Ryszard Tadeusiewicz obtained his Master of Science degree with honors from the AGH University of Science and Technology in 1971 and started research in the areas of bio-cybernetics, control engineering, and computer science. In 1975 he was awarded by the Ph.D. degree, and in 1981 the degree of Doctor of Sciences. In 1986 he was appointed as associate professor and in 1991 full professor at the AGH University of Science and Technology. He has written over 800 scientific papers, published in prestigious Polish and foreign scientific journals, as well as in numerous conference proceedings - both national and international. Professor Tadeusiewicz has also written over 80 scientific monographs and books, among them several highly popular textbooks, which were adopted by dozens of Polish universities and had many editions.

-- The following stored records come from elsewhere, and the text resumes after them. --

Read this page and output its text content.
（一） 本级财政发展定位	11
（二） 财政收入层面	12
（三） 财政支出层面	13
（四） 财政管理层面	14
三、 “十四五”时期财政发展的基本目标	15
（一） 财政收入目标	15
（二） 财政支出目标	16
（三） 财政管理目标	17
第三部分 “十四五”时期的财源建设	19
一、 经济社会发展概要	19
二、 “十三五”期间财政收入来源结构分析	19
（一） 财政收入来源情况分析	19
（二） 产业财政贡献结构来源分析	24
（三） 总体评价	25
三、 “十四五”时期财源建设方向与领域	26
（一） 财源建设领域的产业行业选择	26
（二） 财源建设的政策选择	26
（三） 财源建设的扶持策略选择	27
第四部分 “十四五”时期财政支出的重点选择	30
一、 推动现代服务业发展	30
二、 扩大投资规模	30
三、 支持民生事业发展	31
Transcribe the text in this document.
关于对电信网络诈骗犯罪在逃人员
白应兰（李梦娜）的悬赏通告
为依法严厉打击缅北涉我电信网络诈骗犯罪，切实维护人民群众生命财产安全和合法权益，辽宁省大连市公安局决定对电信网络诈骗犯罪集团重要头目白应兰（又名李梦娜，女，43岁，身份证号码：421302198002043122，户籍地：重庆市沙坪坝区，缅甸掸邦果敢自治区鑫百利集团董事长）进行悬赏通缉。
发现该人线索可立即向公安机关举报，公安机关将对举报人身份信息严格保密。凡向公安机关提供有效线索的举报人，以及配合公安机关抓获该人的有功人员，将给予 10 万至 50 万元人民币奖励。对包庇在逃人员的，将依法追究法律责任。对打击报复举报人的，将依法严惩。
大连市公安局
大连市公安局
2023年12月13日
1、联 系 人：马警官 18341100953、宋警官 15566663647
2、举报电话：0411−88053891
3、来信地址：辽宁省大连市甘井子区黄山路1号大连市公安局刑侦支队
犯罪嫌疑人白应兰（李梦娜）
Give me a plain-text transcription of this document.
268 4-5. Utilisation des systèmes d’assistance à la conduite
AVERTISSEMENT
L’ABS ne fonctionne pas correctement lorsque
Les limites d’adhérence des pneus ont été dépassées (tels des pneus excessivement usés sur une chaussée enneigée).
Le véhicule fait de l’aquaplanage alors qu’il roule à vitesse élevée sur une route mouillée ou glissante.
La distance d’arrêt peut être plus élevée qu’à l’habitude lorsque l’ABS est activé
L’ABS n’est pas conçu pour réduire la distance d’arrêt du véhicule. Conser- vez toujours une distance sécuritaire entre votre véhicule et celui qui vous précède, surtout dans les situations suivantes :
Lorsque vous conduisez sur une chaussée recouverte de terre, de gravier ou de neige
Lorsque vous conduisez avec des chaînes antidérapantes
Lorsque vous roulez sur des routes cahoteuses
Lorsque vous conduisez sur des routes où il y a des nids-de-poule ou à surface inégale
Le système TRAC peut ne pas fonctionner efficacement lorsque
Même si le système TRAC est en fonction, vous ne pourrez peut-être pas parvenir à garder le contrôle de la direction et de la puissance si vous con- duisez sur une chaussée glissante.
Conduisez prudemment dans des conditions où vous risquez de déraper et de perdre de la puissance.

Prof. Tadeusiewicz supervised the total of 69 PhD students as the primary advisor at the AGH University of Science and Technology, Academy of Economics, and Collegium Medicum. In March 2002, Professor Tadeusiewicz was elected as Corresponding Member of the Polish Academy of Sciences (PAN) and in May 2012 he was elected as Full Member of PAN. He was three times elected as President of Cracow branch of PAN. In 1996, he was elected as Deputy Rector for Science of the AGH University of Science and Technology, and in January 1998 Rector of that University. He was re-elected again as Rector in 1999 and once more in May 2002 for the period 2002-2005. This makes him the longest-serving Rector of the AGH University of Science and Technology in Cracow. Details and most up-to-date information are available at the website http://www.Tadeusiewicz.pl.

Abstract
Biomedical engineering is new and fast developed area of scientific research and also very important element of up-to-date technology. Development of science and technology, which can serve doctors as a weapon against illnesses and death is especially worthy of support area of intellectual and technological activity. Seeking to bridge the gap between engineering and medicine, what is the main goal of biomedical engineering, we can use computational intelligence as very important tool for advance health care treatment, including diagnosis, monitoring, and therapy. Taking into account current state of art as well own research, author will present some illustrative examples of computational intelligence applications for more effective medical data analysis (for enhanced diagnosis). Moreover, interesting and inspiring examples of computational intelligence applications for therapy enhancement will be presented along with discussion of specific problems connected with communications between medical doctors and artificial (computer based) advisors. A very interesting part of computational intelligence used in biomedical engineering is development of intelligent medical devices. Some examples, including intelligent pacemakers, infusion pumps, the heart-lung machine, dialysis machines and cochlear implants, will be presented and assessed during the lecture. A very important part of computational intelligence application in biomedical engineering is telemedicine. Using modern sensors (including wearable ones) and applying current methods of wireless signal transmission we can collect a lot of medical data taken from many users. Practical use of these data (e.g. for selecting rare endangered persons, who need quick help, from big population of telemedically monitored people) need computational intelligence support. All mentioned above examples lead to conclusions, that both modern biomedical engineering need computational intelligence and developed computational intelligence tools can be implemented in biomedical engineering.